The school failed last year when J.R. Medlin’s children, about the likeliest looking to be found, it is said, came for registration. Mr. Medlin’s children were pronounced pure-blooded by the Superior court, by the Supreme court and by all the law that could be scraped up. They were therefore within their perfect rights. But the neighborhood swears by all the horns of the altar that they have an infinitesimal tinge of black blood in them and the community will not support the school.
Last year when Superintendent Giles placed his teachers out there the school broke into hostile camp and a subscription session was taught near that place, which is three miles from Raleigh. It was thought the prejudice was overcome and it was announced that 40 or 50 would stick this year. They did show up, and Mr. Giles is up against immemorial trouble.
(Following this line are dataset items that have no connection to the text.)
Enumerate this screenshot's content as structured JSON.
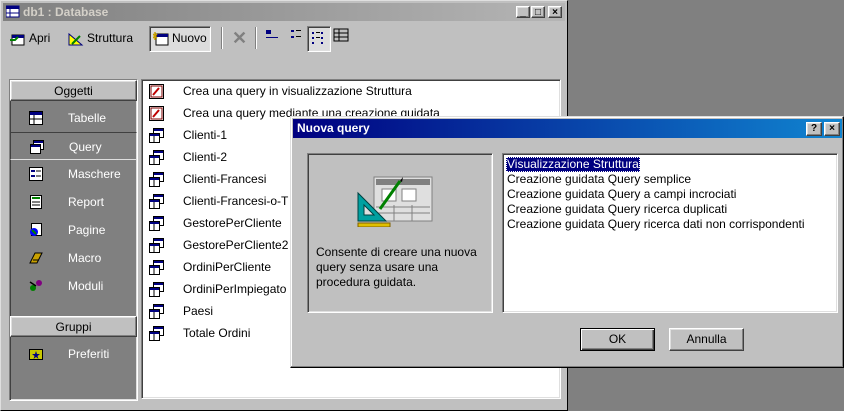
{
  "db_window": {
    "title": "db1 : Database",
    "toolbar": {
      "open": "Apri",
      "design": "Struttura",
      "new": "Nuovo"
    },
    "objects_group": {
      "header": "Oggetti",
      "items": [
        {
          "label": "Tabelle",
          "icon": "table-icon"
        },
        {
          "label": "Query",
          "icon": "query-icon",
          "selected": true
        },
        {
          "label": "Maschere",
          "icon": "form-icon"
        },
        {
          "label": "Report",
          "icon": "report-icon"
        },
        {
          "label": "Pagine",
          "icon": "page-icon"
        },
        {
          "label": "Macro",
          "icon": "macro-icon"
        },
        {
          "label": "Moduli",
          "icon": "module-icon"
        }
      ]
    },
    "groups": {
      "header": "Gruppi",
      "items": [
        {
          "label": "Preferiti",
          "icon": "favorites-icon"
        }
      ]
    },
    "queries": [
      "Crea una query in visualizzazione Struttura",
      "Crea una query mediante una creazione guidata",
      "Clienti-1",
      "Clienti-2",
      "Clienti-Francesi",
      "Clienti-Francesi-o-T",
      "GestorePerCliente",
      "GestorePerCliente2",
      "OrdiniPerCliente",
      "OrdiniPerImpiegato",
      "Paesi",
      "Totale Ordini"
    ]
  },
  "dialog": {
    "title": "Nuova query",
    "description": "Consente di creare una nuova query senza usare una procedura guidata.",
    "options": [
      "Visualizzazione Struttura",
      "Creazione guidata Query semplice",
      "Creazione guidata Query a campi incrociati",
      "Creazione guidata Query ricerca duplicati",
      "Creazione guidata Query ricerca dati non corrispondenti"
    ],
    "selected_option": "Visualizzazione Struttura",
    "ok": "OK",
    "cancel": "Annulla"
  },
  "colors": {
    "active_title": "#000080",
    "inactive_title": "#808080",
    "selection": "#000080"
  }
}
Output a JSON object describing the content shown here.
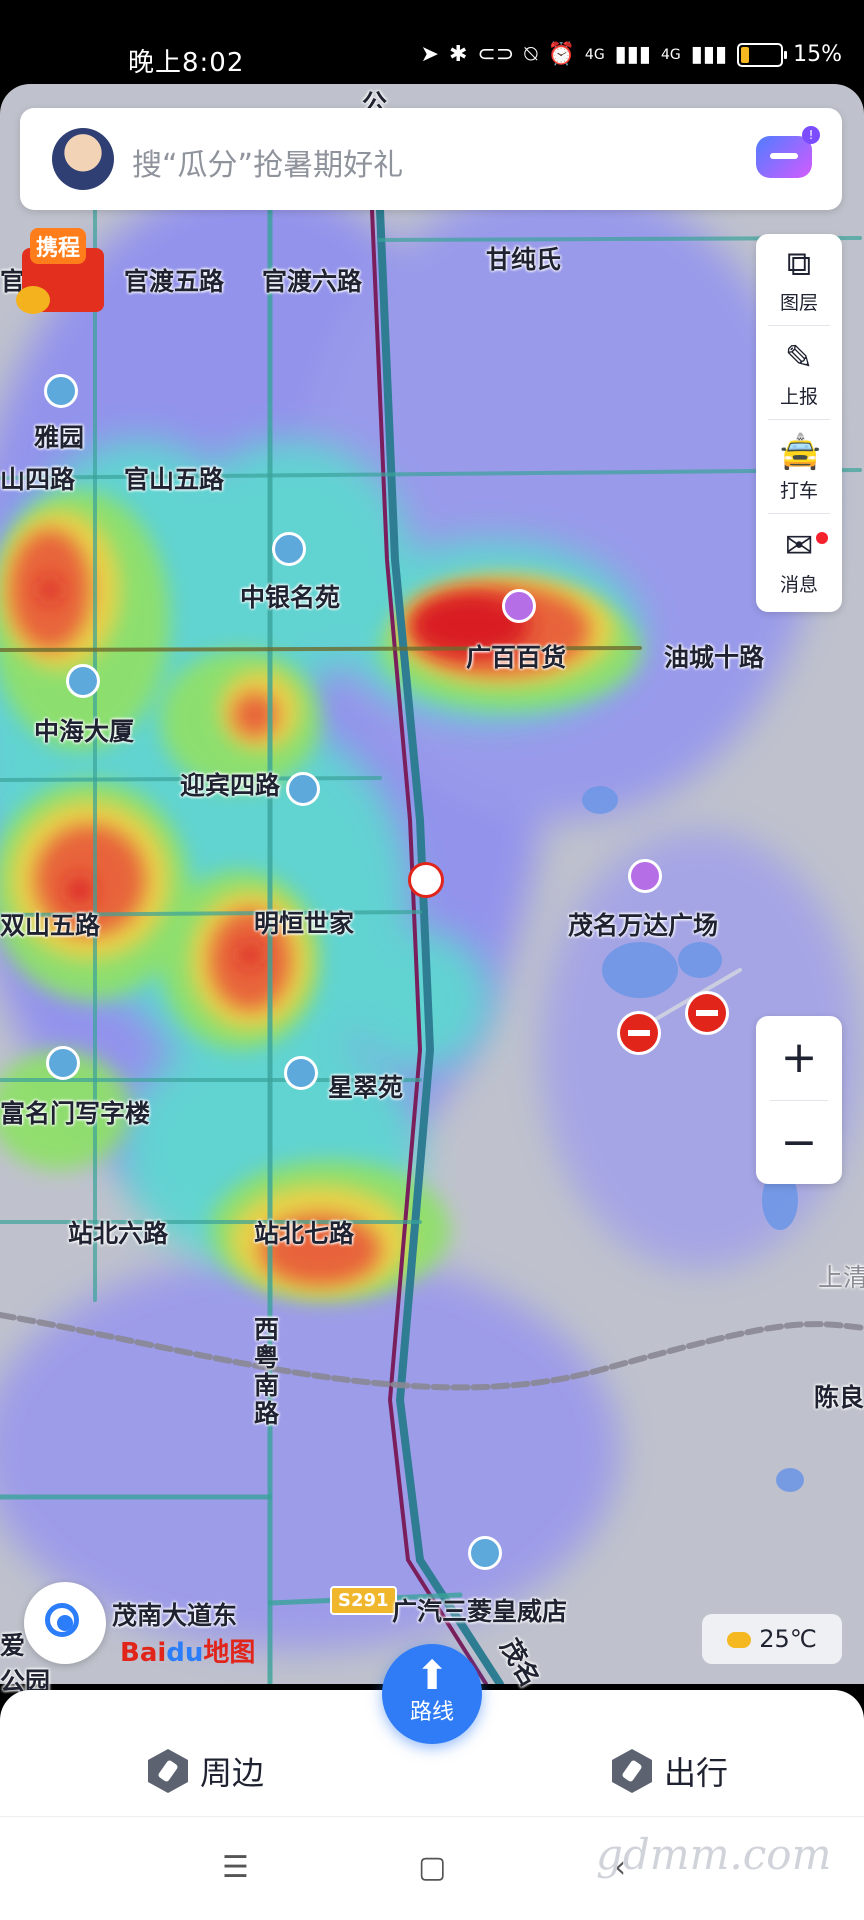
{
  "status_bar": {
    "time": "晚上8:02",
    "network_1": "4G",
    "network_2": "4G",
    "battery": "15%"
  },
  "search": {
    "placeholder": "搜“瓜分”抢暑期好礼",
    "promo_tag": "携程"
  },
  "tools": [
    {
      "label": "图层",
      "icon": "layers-icon"
    },
    {
      "label": "上报",
      "icon": "report-icon"
    },
    {
      "label": "打车",
      "icon": "taxi-icon"
    },
    {
      "label": "消息",
      "icon": "message-icon"
    }
  ],
  "map_labels": {
    "road_guandu5": "官渡五路",
    "road_guandu6": "官渡六路",
    "poi_ganchunshi": "甘纯氏",
    "poi_yayuan": "雅园",
    "road_guanshan4": "山四路",
    "road_guanshan5": "官山五路",
    "poi_zhongyin": "中银名苑",
    "poi_guangbai": "广百百货",
    "road_youcheng10": "油城十路",
    "poi_zhonghai": "中海大厦",
    "road_yingbin4": "迎宾四路",
    "poi_wanda": "茂名万达广场",
    "road_shuangshan5": "双山五路",
    "poi_mingheng": "明恒世家",
    "poi_xingcui": "星翠苑",
    "poi_fuming": "富名门写字楼",
    "road_zhanbei6": "站北六路",
    "road_zhanbei7": "站北七路",
    "road_xiyuenan": "西粤南路",
    "road_maonan": "茂南大道东",
    "highway": "S291",
    "poi_guangqi": "广汽三菱皇威店",
    "road_maoming": "茂名",
    "road_gong": "公",
    "edge_shangqing": "上清",
    "edge_chenliang": "陈良",
    "edge_ai": "爱",
    "edge_gong": "公园",
    "edge_guan": "官渡"
  },
  "weather": {
    "temperature": "25℃"
  },
  "brand": {
    "bai": "Bai",
    "du": "du",
    "map": "地图"
  },
  "bottom_nav": {
    "nearby": "周边",
    "route": "路线",
    "travel": "出行"
  },
  "watermark": "gdmm.com"
}
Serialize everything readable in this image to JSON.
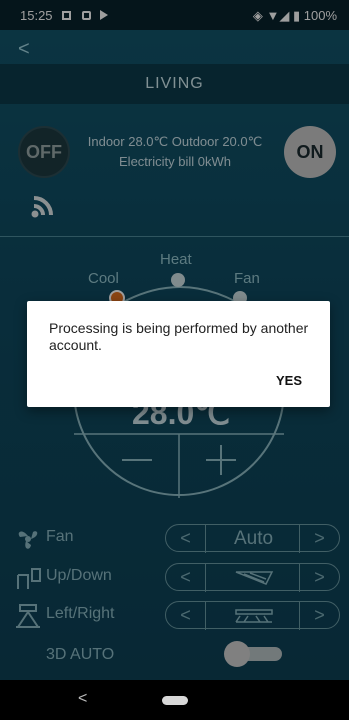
{
  "status_bar": {
    "time": "15:25",
    "battery": "100%"
  },
  "header": {
    "title": "LIVING"
  },
  "power": {
    "off_label": "OFF",
    "on_label": "ON"
  },
  "info": {
    "line1": "Indoor 28.0℃  Outdoor 20.0℃",
    "line2": "Electricity bill 0kWh"
  },
  "modes": {
    "heat": "Heat",
    "cool": "Cool",
    "fan": "Fan"
  },
  "temperature": {
    "display": "28.0℃",
    "minus": "—",
    "plus": "+"
  },
  "controls": {
    "fan": {
      "label": "Fan",
      "value": "Auto"
    },
    "updown": {
      "label": "Up/Down"
    },
    "leftright": {
      "label": "Left/Right"
    },
    "auto3d": {
      "label": "3D AUTO",
      "enabled": false
    }
  },
  "dialog": {
    "message": "Processing is being performed by another account.",
    "confirm_label": "YES"
  },
  "colors": {
    "accent_mode": "#e07020",
    "panel": "#12546a",
    "dialog_bg": "#ffffff"
  }
}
The community has not persecuted the Medlins. It has simply refused to attend the school since the Medlin mixed blood controversy arose. When it came up the board of education ruled against the Medlins. They appealed to the Superior court and there the jury deciding the issues of fact pronounced the children of pure blood. The appeal went up and Chief Justice Clark, writing the opinion, relied on the jury. Justice Walker dissented. Yesterday Professor Giles tried to appeal to the community by telling it that its citizenship, good and true, had decided the children all white. The patrons demurred to his flattery. They said the jury had been picked for a peculiar purpose.
Mr. Giles had commissioned Mr. and Mrs. R.L. Hoke to teach the school. These good people are relatives of the soldiers and jurists who bear that name, it is said. The teachers began as though they had never heard of trouble. They weren’t troubling trouble until trouble troubled them. Which was uncommonly early.